Après une montée en puissance longue et ponctuée de très bons projets, notamment l'EP avec H JeuneCrack et OMAR CHAPPIER (je suis moins familier avec ce qu'il a fait avant), Mairo dévoile enfin son premier album. Et quel album ; les prods d'Hopital sont ultra variées, et toutes époustouflantes ou presque. De la Baltimore Club (merci la première écoute avec Grünt pour la culture), du rock qui est respecté et très bien fait, du boom-bap... Et surtout, surtout, des prestations au micro comme on en n'entend plus beaucoup.
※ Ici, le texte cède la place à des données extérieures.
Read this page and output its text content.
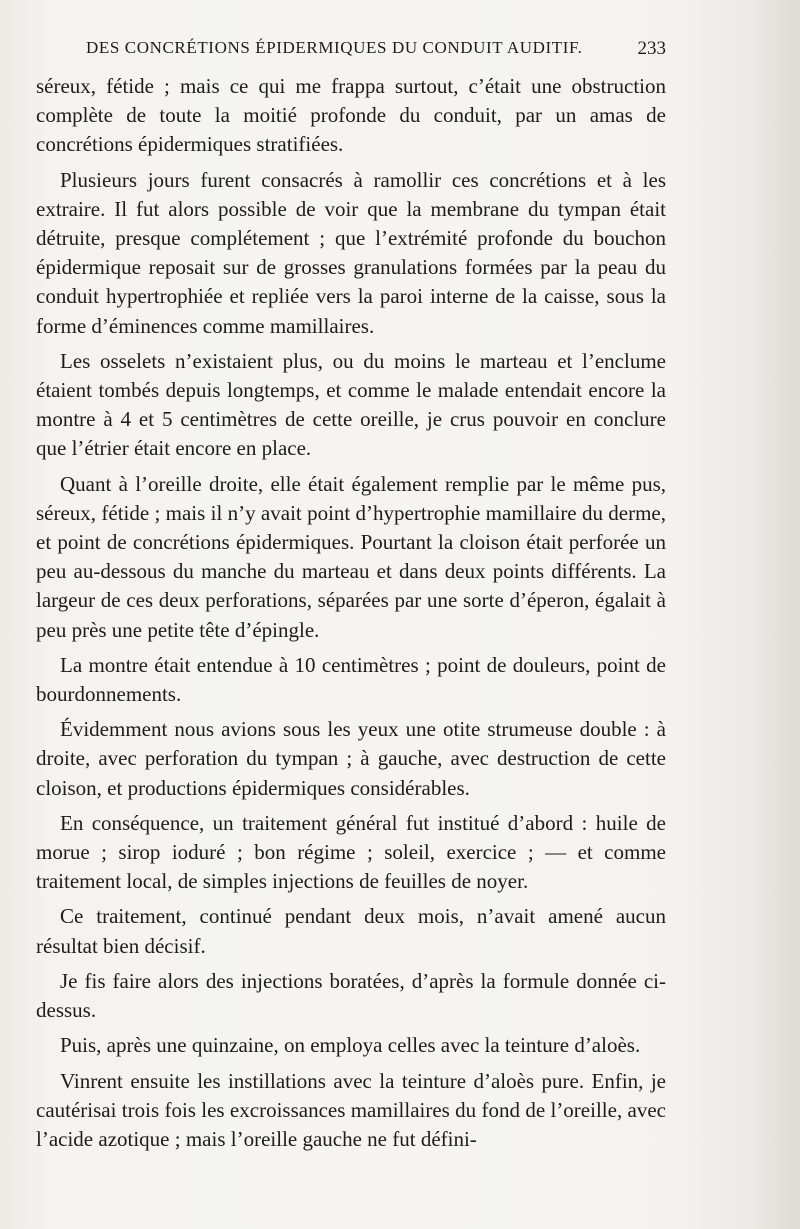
DES CONCRÉTIONS ÉPIDERMIQUES DU CONDUIT AUDITIF.	233

séreux, fétide ; mais ce qui me frappa surtout, c’était une obstruction complète de toute la moitié profonde du conduit, par un amas de concrétions épidermiques stratifiées.

Plusieurs jours furent consacrés à ramollir ces concrétions et à les extraire. Il fut alors possible de voir que la membrane du tympan était détruite, presque complétement ; que l’extrémité profonde du bouchon épidermique reposait sur de grosses granulations formées par la peau du conduit hypertrophiée et repliée vers la paroi interne de la caisse, sous la forme d’éminences comme mamillaires.

Les osselets n’existaient plus, ou du moins le marteau et l’enclume étaient tombés depuis longtemps, et comme le malade entendait encore la montre à 4 et 5 centimètres de cette oreille, je crus pouvoir en conclure que l’étrier était encore en place.

Quant à l’oreille droite, elle était également remplie par le même pus, séreux, fétide ; mais il n’y avait point d’hypertrophie mamillaire du derme, et point de concrétions épidermiques. Pourtant la cloison était perforée un peu au-dessous du manche du marteau et dans deux points différents. La largeur de ces deux perforations, séparées par une sorte d’éperon, égalait à peu près une petite tête d’épingle.

La montre était entendue à 10 centimètres ; point de douleurs, point de bourdonnements.

Évidemment nous avions sous les yeux une otite strumeuse double : à droite, avec perforation du tympan ; à gauche, avec destruction de cette cloison, et productions épidermiques considérables.

En conséquence, un traitement général fut institué d’abord : huile de morue ; sirop ioduré ; bon régime ; soleil, exercice ; — et comme traitement local, de simples injections de feuilles de noyer.

Ce traitement, continué pendant deux mois, n’avait amené aucun résultat bien décisif.

Je fis faire alors des injections boratées, d’après la formule donnée ci-dessus.

Puis, après une quinzaine, on employa celles avec la teinture d’aloès.

Vinrent ensuite les instillations avec la teinture d’aloès pure. Enfin, je cautérisai trois fois les excroissances mamillaires du fond de l’oreille, avec l’acide azotique ; mais l’oreille gauche ne fut défini-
Le débat pour savoir qui est le meilleur rappeur francophone actuellement est infini et probablement impossible à trancher, mais Mairo est plus que jamais dans la discussion. Les flows, les punchlines, les références, la signature vocale, les rimes, le fond... Tout y est. Et sur le fond (et c'est souvent le signe d'un premier album réussi), beaucoup plus d'introspection et de prises de position que sur les projets précédents. Mairo ne rappe pas juste excellement bien : il a aussi des choses à dire. Sur la Palestine et les injustices, sur l'industrie, sur ses parents et en particulier sa mère, sur l'amour...
Sur le fait de venir de Genève aussi, ce dont il est fier et sur lequel il est intarissable, mais qui lui donne aussi une place particulière. Après l'émergence et l'affirmation des rappeurs "de province", le meilleur rappeur de France vit-il cette fois au pays du chocolat ? C'est bien possible. Et quel bonheur, dans une industrie où on frôle souvent l'intoxication alimentaire en termes de collaborations vues et revues avec les dix mêmes personnes, de voir un 12 titres (je ne compte pas l'interlude) efficace et surtout sans feat. Et pour cause : Mairo n'a besoin de personne d'autre pour tenir notre oreille éveillée pendant 37 minutes (et à la fin, on a vite envie de le relancer).
En bref, un projet avec rien à jeter, et un rappeur et un producteur au sommet de leurs arts respectifs (jusqu'à ce qu'ils fassent mieux avec le prochain). Probablement l'album de l'année, sans conteste un des albums de rap français de la décennie, et à mon avis un album qui passera l'épreuve du temps et dont on parlera avec nostalgie en 2035. Chapeau bas.